Williams entered a customer March 761 for the 1977 season. Lone driver Patrick Nève appeared at 11 races that year, starting with the Spanish Grand Prix. The new team failed to score a point, achieving a best finish of 7th at the Italian Grand Prix.
For the 1978 season, Patrick Head designed his first Williams car: the FW06. Williams signed Australian Alan Jones, who had won the Austrian Grand Prix the previous season for a devastated Shadow team following the death of their lead driver, Tom Pryce. Jones’s first race for the team was the Argentine Grand Prix where he qualified the lone Williams in 14th position, but retired after 36 laps with a fuel system failure. The team scored its first championship points two rounds later at the South African Grand Prix when Jones finished fourth.

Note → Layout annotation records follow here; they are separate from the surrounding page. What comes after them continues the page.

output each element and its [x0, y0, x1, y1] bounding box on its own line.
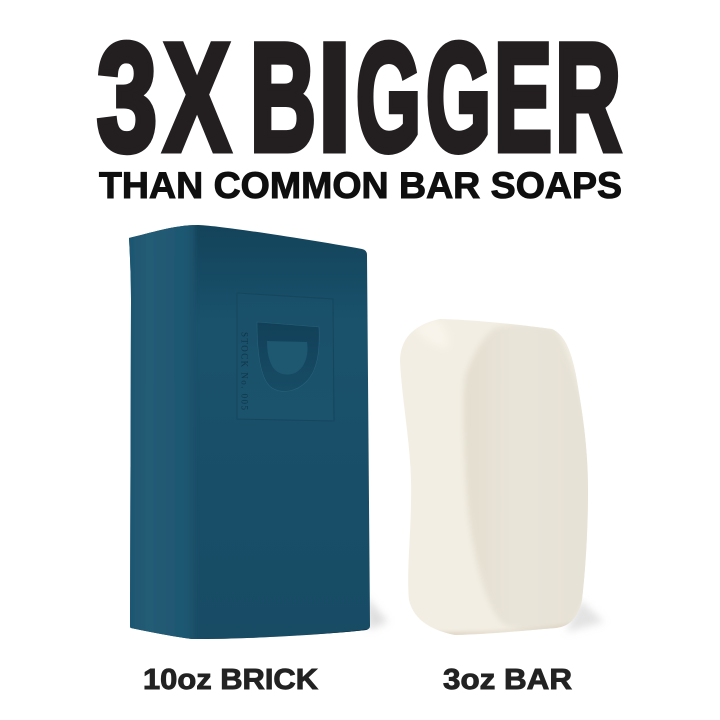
title: 3X BIGGER: X [164, 12, 230, 183]
embossed panel [237, 293, 334, 421]
brick soap [129, 225, 370, 639]
title: 3X BIGGER: E [494, 12, 552, 183]
infographic canvas [96, 40, 623, 690]
subtitle: than common bar soaps: THAN COMMON BAR SOAPS [99, 165, 622, 206]
title: 3X BIGGER: B [250, 12, 316, 183]
shadow: bar [566, 600, 604, 632]
title: 3X BIGGER: G [426, 12, 491, 183]
white bar soap [395, 315, 595, 640]
title: 3X BIGGER: G [356, 12, 421, 183]
embossed D logo [257, 322, 319, 391]
title: 3X BIGGER: I [318, 12, 351, 183]
title: 3X BIGGER [97, 12, 621, 183]
shadow: brick [366, 596, 388, 630]
stock number text: STOCK No. 005 [240, 332, 250, 410]
label: 3oz bar: 3oz BAR [443, 664, 572, 696]
brick body [129, 225, 370, 639]
title: 3X BIGGER: R [555, 12, 621, 183]
label: 10oz brick: 10oz BRICK [143, 664, 318, 696]
title: 3X BIGGER: 3 [97, 12, 157, 183]
soap front face [464, 324, 595, 633]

Williams managed their first podium position at the US Grand Prix, where the Australian came second, some 20 seconds behind the Ferrari of future Williams driver Carlos Reutemann. Williams ended the season in tenth place in the constructors’ championship, with a respectable 16 points, while Alan Jones finished 12th in the drivers' championship.
Head designed the FW07 for the 1979 season. This was the team’s first ground effect car, a technology first introduced by Colin Chapman and Team Lotus. Williams also obtained membership of the Formula One Constructors Association (FOCA) which expressed a preference for teams to run two cars, so Jones was partnered by Swiss driver Clay Regazzoni. They had to wait until the seventh round of the championship, the Monaco Grand Prix, for a points-scoring position. Regazzoni came close to taking the team’s first win but finished second, less than a second behind race winner Jody Scheckter. The next round at Dijon is remembered for the final lap battle between René Arnoux and Gilles Villeneuve, but also saw both cars finish in the points for the first time; Jones was fourth with Regazzoni sixth. The team’s first win came at the 1979 British Grand Prix – their home Grand Prix – when Regazzoni finished almost 25 seconds ahead of anyone else.
Things got even better when Williams cars finished first and second at the next round in Hockenheim, Alan Jones two seconds ahead of Regazzoni. Jones then made it three wins in a row at the Österreichring, finishing half a minute ahead of Gilles Villeneuve’s Ferrari. Three wins in a row became four wins two weeks later at Zandvoort, Alan Jones winning again by a comfortable margin over Jody Scheckter’s Ferrari. Scheckter ended the Williams winning streak when he won Ferrari’s home Italian Grand Prix, Regazzoni finishing third behind both Ferraris. Alan Jones managed another win at the penultimate race at Montreal to cap off a great season.
Williams had greatly improved their constructors' championship position, finishing eight places higher than the previous year and scoring 59 more points. Alan Jones was the closest driver to the Ferrari duo of Villeneuve and 1979 champion Jody Scheckter, the Australian scored 43 points, 17 behind the South African, while Jones’s team mate, Regazzoni, was two places behind him with 32 points.
In 1980 Alan Jones partnered the Argentine Carlos Reutemann. The team started well in the championship, with Jones winning the first round of the season in Argentina. Jones won four more races: Paul Ricard, Brands Hatch, Montreal and the final round at Watkins Glen. Jones became the first of seven Williams drivers to win the drivers' championship, 17 points ahead of Nelson Piquet’s Brabham. Williams also won its first constructors’ championship, scoring 120 points, almost twice as many as second-placed Ligier.
The duo won four races for the Williams team in the 1981 season. Alan Jones won at the first round at Long Beach and the final round at Las Vegas, while Carlos Reutemann won at the second round at Jacarepagua and the fifth round at Zolder. Williams won the constructors’ title for the second year running, scoring 95 points, 34 points more than second-placed Brabham.
Alan Jones retired from Formula One, only to come back a year later for a single race with the Arrows team. The Australian was replaced by Finnish driver, Keke Rosberg, who had not scored a single championship point the previous year. He won the Drivers title that year; winning only one race, the Swiss Grand Prix at Dijon-Prenois. Rosberg’s teammate, Reutemann, finished in 15th place having quit Formula One after just two races of the new season. His seat was filled by Mario Andretti for the US Grand Prix West before Derek Daly took over for the rest of the year. The Williams team finished fourth in the constructors’ championship that year, 16 points behind champions Ferrari.
By the end of the season, Frank Williams realised that to compete at the top levels of Formula One he needed the support of a major manufacturer, such as Renault or BMW who could supply his team with a turbo engine.